Esta variedad de murciélagos nada tiene que ver con los murciélagos del coronavirus. Son unos murciélagos que chupan la sangre. Muerden a las personas en las manos y en las orejas y chupan el líquido rojo. No son como los vampiros de las películas que te muerden la yugular. Pero dan el mismo miedo. En los países de América los sufren sobre todo los pastores. El pobre pastor ve como le muerden las manos al menor descuido. Sólo pueden evitar las mordeduras llevando guantes. Las orejas de los hombres y mujeres que pastorean el ganado en los países tropicales también corren peligro. Un pastor dormido es una presa fácil para un murciélago vampiro que se lanza a por sus orejas en mordeduras suficientes para chuparle su sangre humana.

Afortunadamente, no tenemos por España murciélagos vampiros aún. Los murciélagos europeos comen bichitos. Hubo un tiempo en que nos resultaban simpáticos. Estabas por el campo y mirabas con cariño al murciélago que se iba zampando los mosquitos y demás insectos que importunaban tus paseos. Tras el coronavirus odiamos a esos animalitos voladores, a esas ratas con brazos membranosos que son culpables ( o eso dicen) de millones de muertes.

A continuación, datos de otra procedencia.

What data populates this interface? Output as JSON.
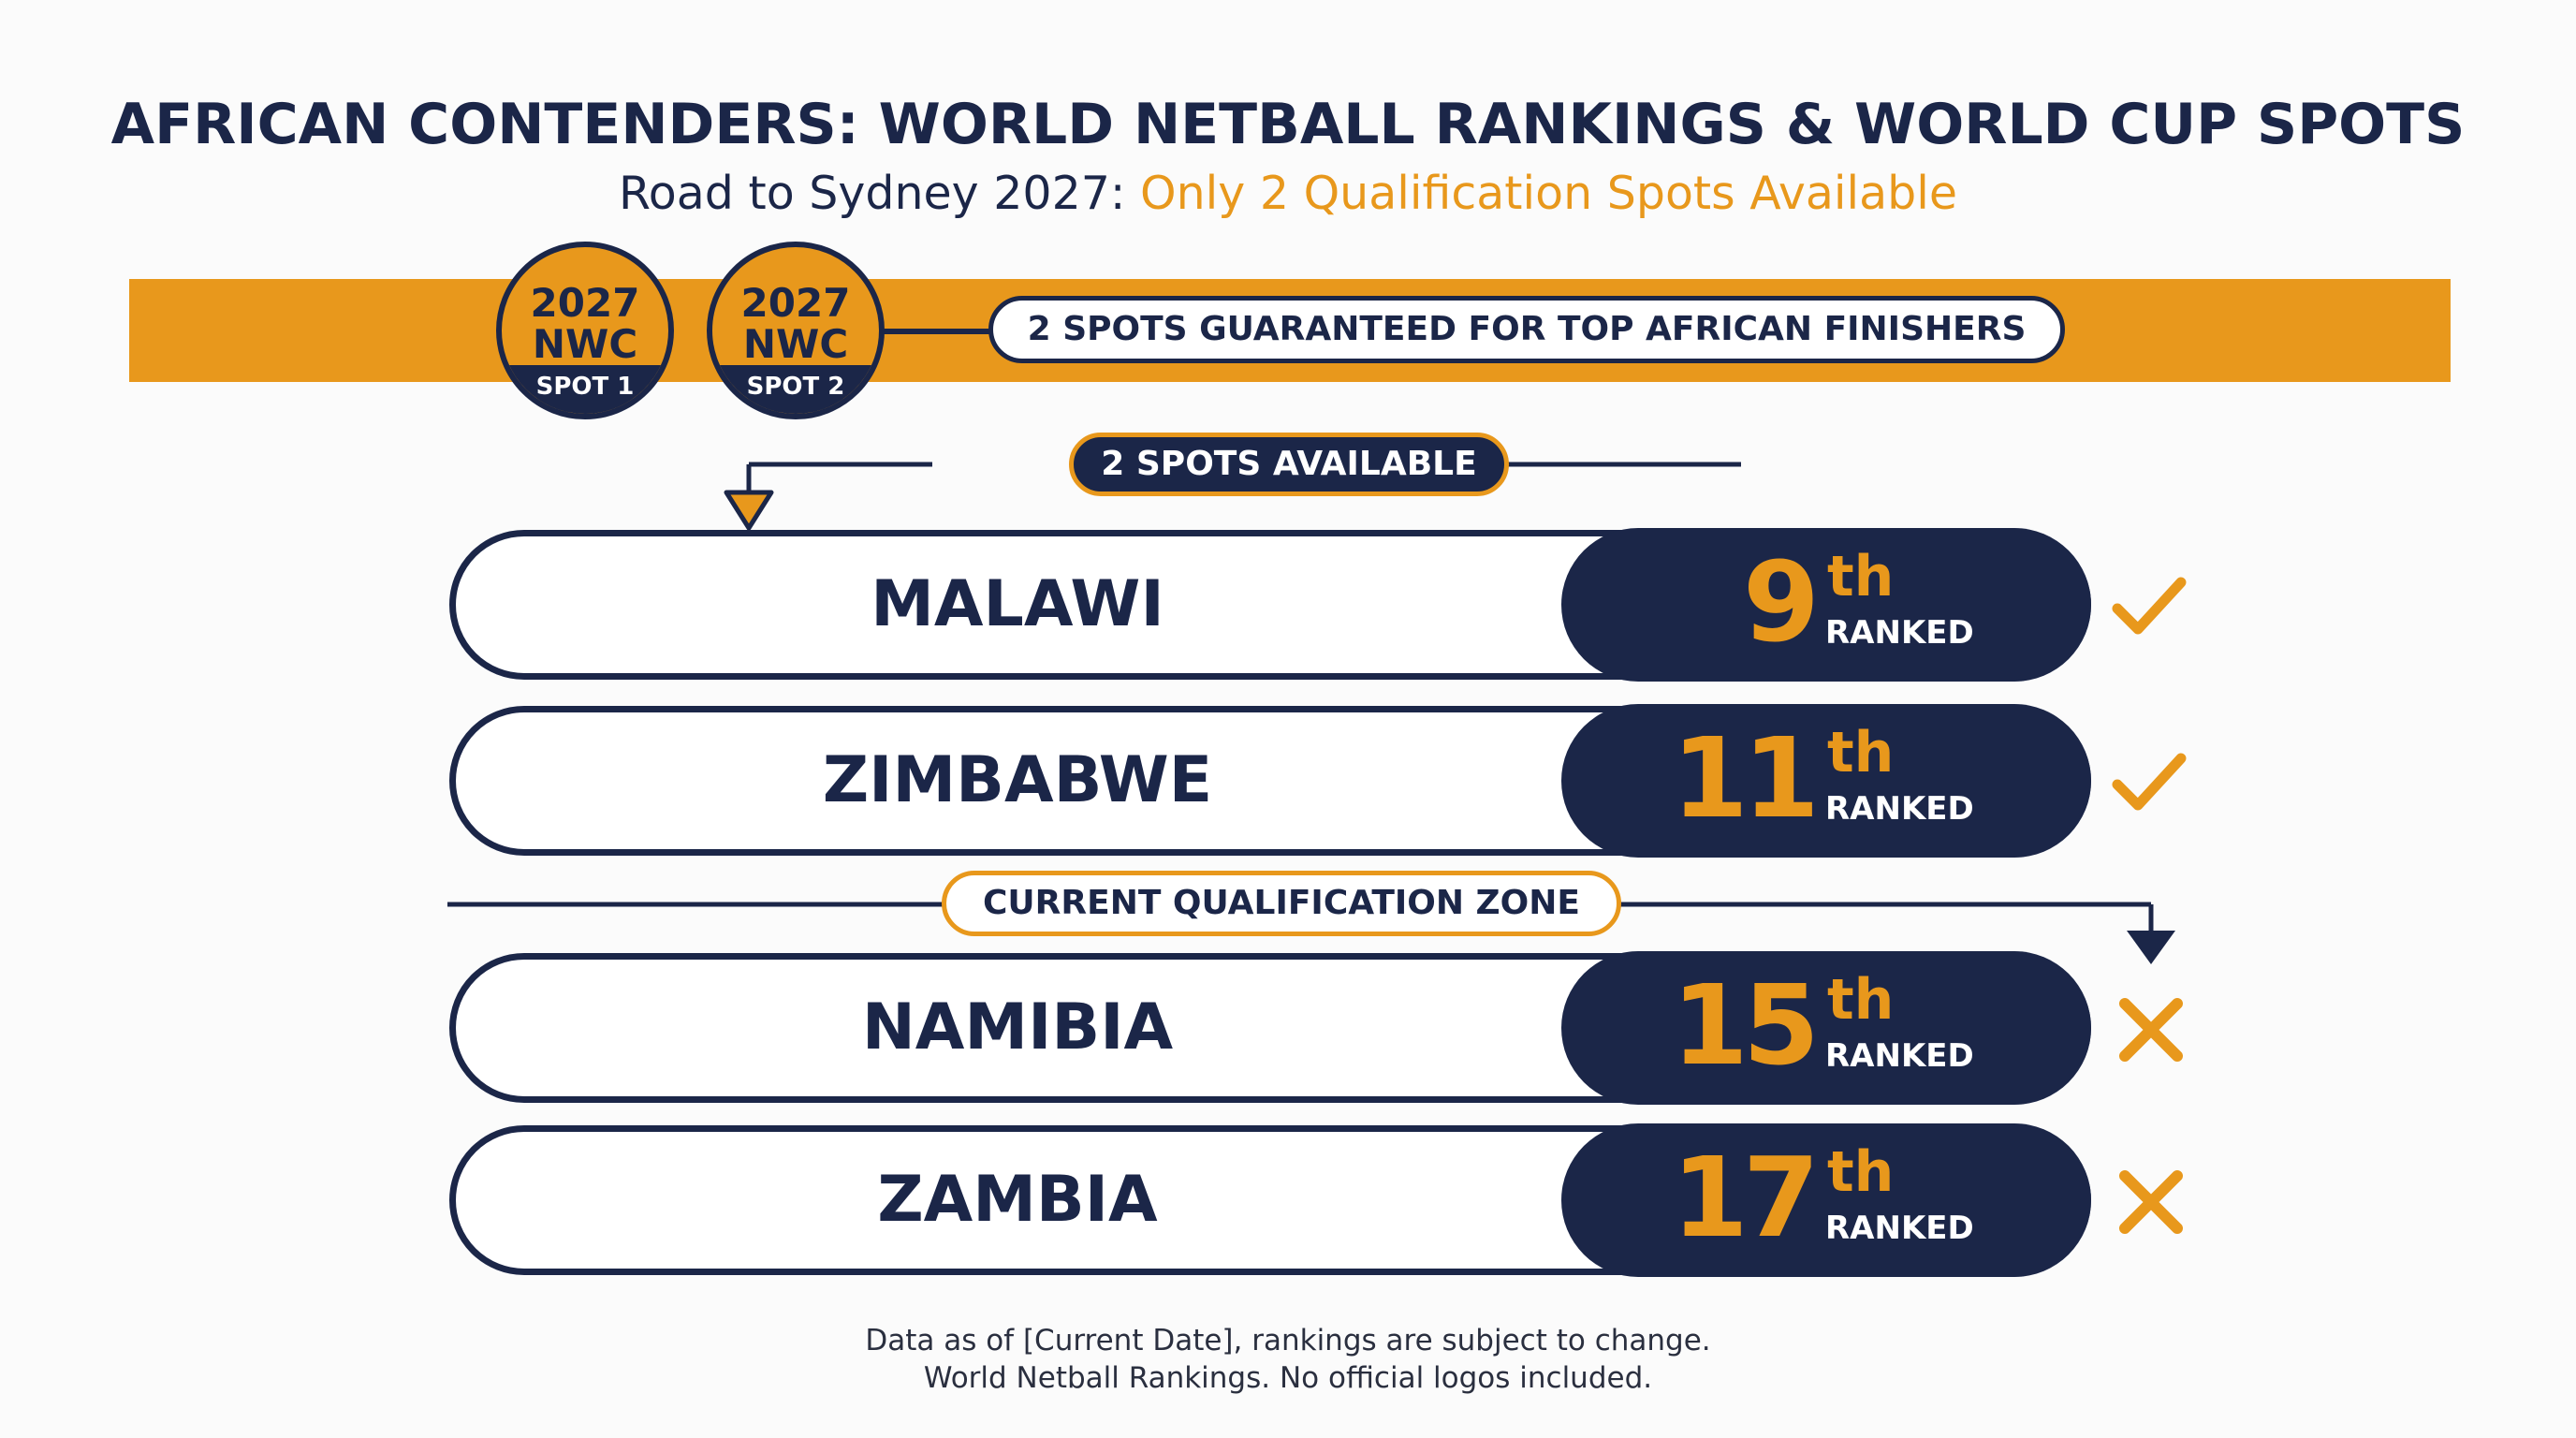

No quiero pensar las muertes que podría ocasionar un murciélago vampiro. Posiblemente pasara un virus a través de una especie intermedia, igual que el murciélago chino. El murciélago del coronavirus pasó la peste a través del pangolín. Es lo que nos dicen. Pero hay gente que piensa en una manipulación humana en un laboratorio chino.

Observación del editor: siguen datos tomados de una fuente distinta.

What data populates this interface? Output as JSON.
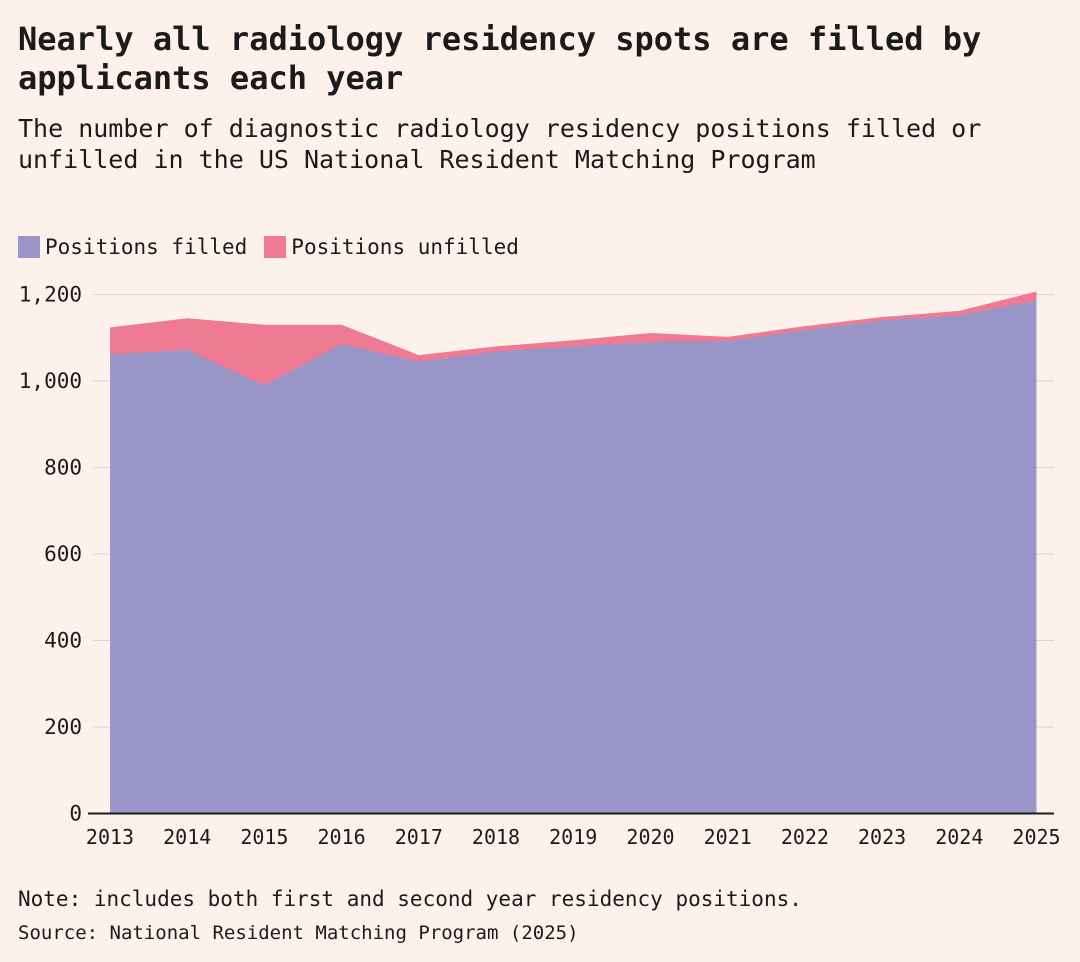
{
  "page": {
    "background": "#fdf1ec",
    "text_color": "#1b1b1b"
  },
  "header": {
    "title": "Nearly all radiology residency spots are filled by applicants each year",
    "subtitle": "The number of diagnostic radiology residency positions filled or unfilled in the US National Resident Matching Program"
  },
  "legend": {
    "items": [
      {
        "label": "Positions filled",
        "color": "#9a96c8"
      },
      {
        "label": "Positions unfilled",
        "color": "#ee7b93"
      }
    ]
  },
  "footer": {
    "note": "Note: includes both first and second year residency positions.",
    "source": "Source: National Resident Matching Program (2025)"
  },
  "chart_data": {
    "type": "area",
    "stacked": true,
    "title": "Nearly all radiology residency spots are filled by applicants each year",
    "subtitle": "The number of diagnostic radiology residency positions filled or unfilled in the US National Resident Matching Program",
    "x": [
      2013,
      2014,
      2015,
      2016,
      2017,
      2018,
      2019,
      2020,
      2021,
      2022,
      2023,
      2024,
      2025
    ],
    "series": [
      {
        "name": "Positions filled",
        "color": "#9a96c8",
        "values": [
          1062,
          1072,
          990,
          1085,
          1045,
          1068,
          1080,
          1090,
          1092,
          1118,
          1140,
          1152,
          1186
        ]
      },
      {
        "name": "Positions unfilled",
        "color": "#ee7b93",
        "values": [
          62,
          73,
          140,
          45,
          15,
          12,
          14,
          21,
          10,
          9,
          8,
          10,
          21
        ]
      }
    ],
    "ylim": [
      0,
      1200
    ],
    "yticks": [
      0,
      200,
      400,
      600,
      800,
      1000,
      1200
    ],
    "ytick_labels": [
      "0",
      "200",
      "400",
      "600",
      "800",
      "1,000",
      "1,200"
    ],
    "grid": true,
    "legend_position": "top-left",
    "gridline_color": "#dcd5d1",
    "axis_color": "#1b1b1b"
  }
}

Yo no quiero pensar en más virus, en más murciélagos, en esos murciélagos vampiros que podían saltar de América a Europa en la maleta de un turista aficionado a las mascotas exóticas. Murciélagos que pueden aparecer en España. Deberíamos estar manifestándonos en contra de la desregulación de la comercialización de animales exóticos en mercadillos en los países del Tercer Mundo. Deberíamos estar manifestándonos en contra de los laboratorios incontrolados en China y en otros países que cuentan con la mano cariñosa de la Organización Mundial de la Salud.